Séquençage en actions individuelles

6Dans son étude consacrée aux rapports entre la création des premières chaires de droit français en 1679 et les trajectoires et productions textuelles d’individus ayant côtoyé la faculté de droit de l’Université de Paris, D. Ribard sensibilise le lecteur à l’importance méthodologique d’une segmentation appropriée de l’action. Elle insiste toutefois davantage sur l’importance de la prise en compte de plusieurs actions individuelles au sein de la séquence temporelle menant à un fait historique déterminé. Le découpage ici mis en valeur est un découpage vertical (on envisage une séquence historico-temporelle comme faisceau d’actions convergentes plutôt que comme bloc auto-généré), et non un découpage purement horizontal des actions sur l’axe du temps. D. Ribard aborde ainsi la notion de stratégie par le biais d’un « passage à l’action individuelle » (p. 91) comme manière de faire apparaître les enjeux et les médiateurs d’un événement socio-historique (ici, le rôle de la production littéraire dans la création de chaires de droit français).
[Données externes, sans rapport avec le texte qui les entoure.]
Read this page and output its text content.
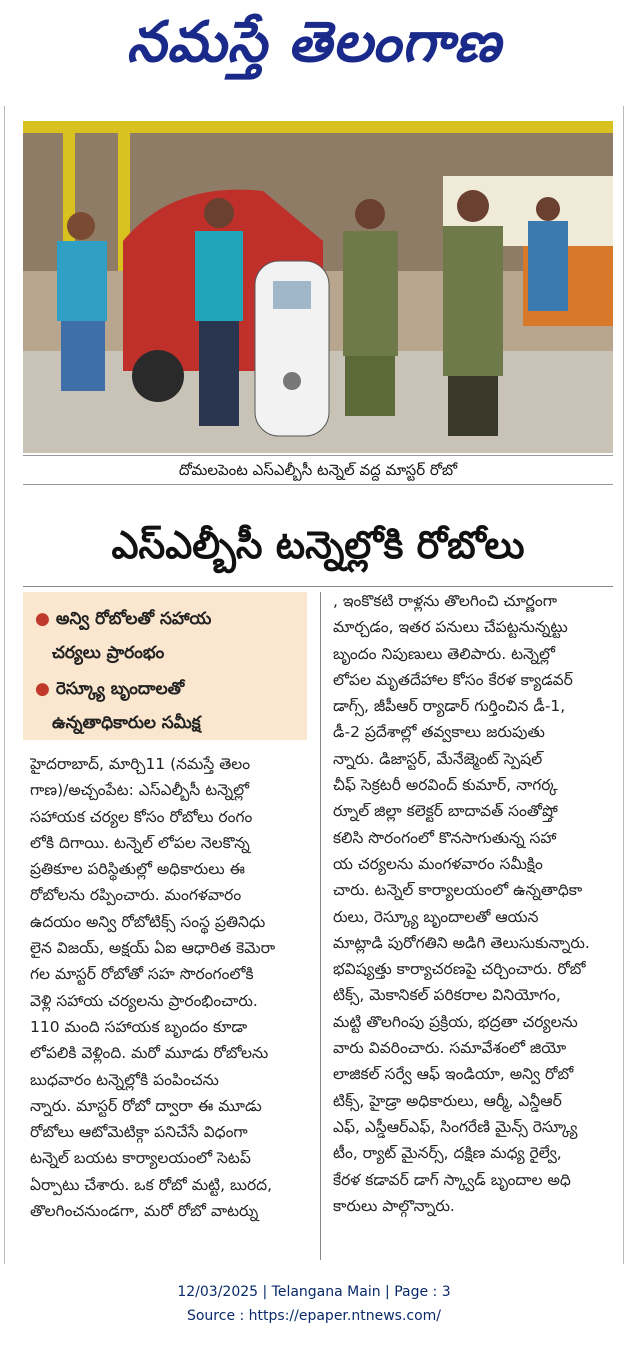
నమస్తే తెలంగాణ
దోమలపెంట ఎస్ఎల్బీసీ టన్నెల్ వద్ద మాస్టర్ రోబో
ఎస్ఎల్బీసీ టన్నెల్లోకి రోబోలు
● అన్వి రోబోలతో సహాయ
చర్యలు ప్రారంభం
● రెస్క్యూ బృందాలతో
ఉన్నతాధికారుల సమీక్ష
హైదరాబాద్, మార్చి11 (నమస్తే తెలం
గాణ)/అచ్చంపేట: ఎస్ఎల్బీసీ టన్నెల్లో
సహాయక చర్యల కోసం రోబోలు రంగం
లోకి దిగాయి. టన్నెల్ లోపల నెలకొన్న
ప్రతికూల పరిస్థితుల్లో అధికారులు ఈ
రోబోలను రప్పించారు. మంగళవారం
ఉదయం అన్వి రోబోటిక్స్ సంస్థ ప్రతినిధు
లైన విజయ్, అక్షయ్ ఏఐ ఆధారిత కెమెరా
గల మాస్టర్ రోబోతో సహ సొరంగంలోకి
వెళ్లి సహాయ చర్యలను ప్రారంభించారు.
110 మంది సహాయక బృందం కూడా
లోపలికి వెళ్లింది. మరో మూడు రోబోలను
బుధవారం టన్నెల్లోకి పంపించను
న్నారు. మాస్టర్ రోబో ద్వారా ఈ మూడు
రోబోలు ఆటోమెటిక్గా పనిచేసే విధంగా
టన్నెల్ బయట కార్యాలయంలో సెటప్
ఏర్పాటు చేశారు. ఒక రోబో మట్టి, బురద,
తొలగించనుండగా, మరో రోబో వాటర్ను
, ఇంకొకటి రాళ్లను తొలగించి చూర్ణంగా
మార్చడం, ఇతర పనులు చేపట్టనున్నట్టు
బృందం నిపుణులు తెలిపారు. టన్నెల్లో
లోపల మృతదేహాల కోసం కేరళ క్యాడవర్
డాగ్స్, జీపీఆర్ ర్యాడార్ గుర్తించిన డీ-1,
డీ-2 ప్రదేశాల్లో తవ్వకాలు జరుపుతు
న్నారు. డిజాస్టర్, మేనేజ్మెంట్ స్పెషల్
చీఫ్ సెక్రటరీ అరవింద్ కుమార్, నాగర్క
ర్నూల్ జిల్లా కలెక్టర్ బాదావత్ సంతోష్తో
కలిసి సొరంగంలో కొనసాగుతున్న సహా
య చర్యలను మంగళవారం సమీక్షిం
చారు. టన్నెల్ కార్యాలయంలో ఉన్నతాధికా
రులు, రెస్క్యూ బృందాలతో ఆయన
మాట్లాడి పురోగతిని అడిగి తెలుసుకున్నారు.
భవిష్యత్తు కార్యాచరణపై చర్చించారు. రోబో
టిక్స్, మెకానికల్ పరికరాల వినియోగం,
మట్టి తొలగింపు ప్రక్రియ, భద్రతా చర్యలను
వారు వివరించారు. సమావేశంలో జియో
లాజికల్ సర్వే ఆఫ్ ఇండియా, అన్వి రోబో
టిక్స్, హైడ్రా అధికారులు, ఆర్మీ, ఎన్డీఆర్
ఎఫ్, ఎస్డీఆర్ఎఫ్, సింగరేణి మైన్స్ రెస్క్యూ
టీం, ర్యాట్ మైనర్స్, దక్షిణ మధ్య రైల్వే,
కేరళ కడావర్ డాగ్ స్క్వాడ్ బృందాల అధి
కారులు పాల్గొన్నారు.
12/03/2025 | Telangana Main | Page : 3
Source : https://epaper.ntnews.com/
Dimension projective de la stratégie

7Les liens entre l’approche stratégique et la temporalité de l’action sont également au cœur des réflexions de Christian Jouhaud, qui aborde le rapport entre la transformation d’un patrimoine immobilier et la « transmission par écrit d’une expérience sociale et spirituelle » (p. 95). Sa préoccupation méthodologique principale ne s’exprime toutefois pas en termes de séquençage d’une unité en différentes composantes (de temps et/ou d’action), mais porte davantage sur la perception de la stratégie comme projection, comme construction tournée vers le futur. Ici, c’est le développement écrit d’une « pensée anticipatrice de ses futures actions » qui autorise le sujet à « construire d’éventuelles stratégies de réussite » (p. 101). L’auteur manifeste cependant la même conscience des enjeux du rapport entre l’action immédiate et la perception rétrospective de l’observateur, puisqu’il souligne « le croisement des dynamiques narratives d’un acteur du passé et des dynamiques interprétatives de l’historien » qui « a pour effet d’ordonner en stratégie des actions observées en mouvement » (ibid.).
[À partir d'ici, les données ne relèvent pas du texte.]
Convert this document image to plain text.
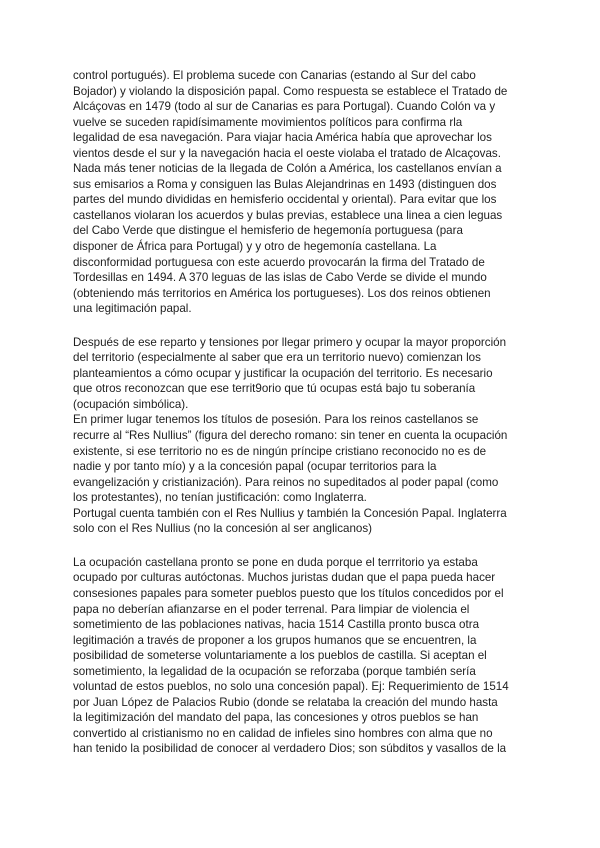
control portugués). El problema sucede con Canarias (estando al Sur del cabo
Bojador) y violando la disposición papal. Como respuesta se establece el Tratado de
Alcáçovas en 1479 (todo al sur de Canarias es para Portugal). Cuando Colón va y
vuelve se suceden rapidísimamente movimientos políticos para confirma rla
legalidad de esa navegación. Para viajar hacia América había que aprovechar los
vientos desde el sur y la navegación hacia el oeste violaba el tratado de Alcaçovas.
Nada más tener noticias de la llegada de Colón a América, los castellanos envían a
sus emisarios a Roma y consiguen las Bulas Alejandrinas en 1493 (distinguen dos
partes del mundo divididas en hemisferio occidental y oriental). Para evitar que los
castellanos violaran los acuerdos y bulas previas, establece una linea a cien leguas
del Cabo Verde que distingue el hemisferio de hegemonía portuguesa (para
disponer de África para Portugal) y y otro de hegemonía castellana. La
disconformidad portuguesa con este acuerdo provocarán la firma del Tratado de
Tordesillas en 1494. A 370 leguas de las islas de Cabo Verde se divide el mundo
(obteniendo más territorios en América los portugueses). Los dos reinos obtienen
una legitimación papal.
Después de ese reparto y tensiones por llegar primero y ocupar la mayor proporción
del territorio (especialmente al saber que era un territorio nuevo) comienzan los
planteamientos a cómo ocupar y justificar la ocupación del territorio. Es necesario
que otros reconozcan que ese territ9orio que tú ocupas está bajo tu soberanía
(ocupación simbólica).
En primer lugar tenemos los títulos de posesión. Para los reinos castellanos se
recurre al “Res Nullius” (figura del derecho romano: sin tener en cuenta la ocupación
existente, si ese territorio no es de ningún príncipe cristiano reconocido no es de
nadie y por tanto mío) y a la concesión papal (ocupar territorios para la
evangelización y cristianización). Para reinos no supeditados al poder papal (como
los protestantes), no tenían justificación: como Inglaterra.
Portugal cuenta también con el Res Nullius y también la Concesión Papal. Inglaterra
solo con el Res Nullius (no la concesión al ser anglicanos)
La ocupación castellana pronto se pone en duda porque el terrritorio ya estaba
ocupado por culturas autóctonas. Muchos juristas dudan que el papa pueda hacer
consesiones papales para someter pueblos puesto que los títulos concedidos por el
papa no deberían afianzarse en el poder terrenal. Para limpiar de violencia el
sometimiento de las poblaciones nativas, hacia 1514 Castilla pronto busca otra
legitimación a través de proponer a los grupos humanos que se encuentren, la
posibilidad de someterse voluntariamente a los pueblos de castilla. Si aceptan el
sometimiento, la legalidad de la ocupación se reforzaba (porque también sería
voluntad de estos pueblos, no solo una concesión papal). Ej: Requerimiento de 1514
por Juan López de Palacios Rubio (donde se relataba la creación del mundo hasta
la legitimización del mandato del papa, las concesiones y otros pueblos se han
convertido al cristianismo no en calidad de infieles sino hombres con alma que no
han tenido la posibilidad de conocer al verdadero Dios; son súbditos y vasallos de la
Alternatives terminologiques

8Si elles portent la trace d’un positionnement méthodologique similaire, les réflexions de N. Schapira et Bérengère Parmentier aboutissent à une légère distanciation avec l’usage générique du terme « stratégie », très chargé sémantiquement, et évoquent de possibles nuances terminologiques.

9Ainsi, N. Schapira, qui se penche sur la manière dont les écrits du secrétaire Louis Videl constituent des actions participant à la construction dynamique de sa double identité sociale de secrétaire et de littérateur au xviiesiècle, associe la notion de stratégie à un lissage artificiel des phénomènes de succession d’actions et de progressions (p. 143). Il propose de clarifier le problème posé par ce réductionnisme en préférant le rapport d’identité sociale/action à celui d’habitus/stratégie. B. Parmentier s’attache quant à elle à l’étude des stratégies associées aux écrits de François Davant, auteur de nombreux manuscrits prophétiques et souvent délirants au xviiesiècle. Tout comme ses collaborateurs, elle porte une attention toute spécifique au problème de la « temporalité de l’action » (p. 110). La chercheuse, comme N. Schapira, développe une représentation projective de la stratégie, qui articule « les moyens et les fins de l’action sur une durée plus longue » (p. 111). Pour se référer à la dimension immédiate et pratique des actions de Davant, elle souligne l’utilité de l’appellation « tactique ». Elle rejoint ainsi les considérations théoriques développées en fin de volume par A. Viala, selon qui « on ne devrait mettre en jeu l’idée de stratégie que, d’une part, pour rendre compte de luttes, d’actions de forces, et d’autre part, à sa juste place dans la série des actions, entre la décision globale et les réalisations pratiques, tactiques » (p. 184).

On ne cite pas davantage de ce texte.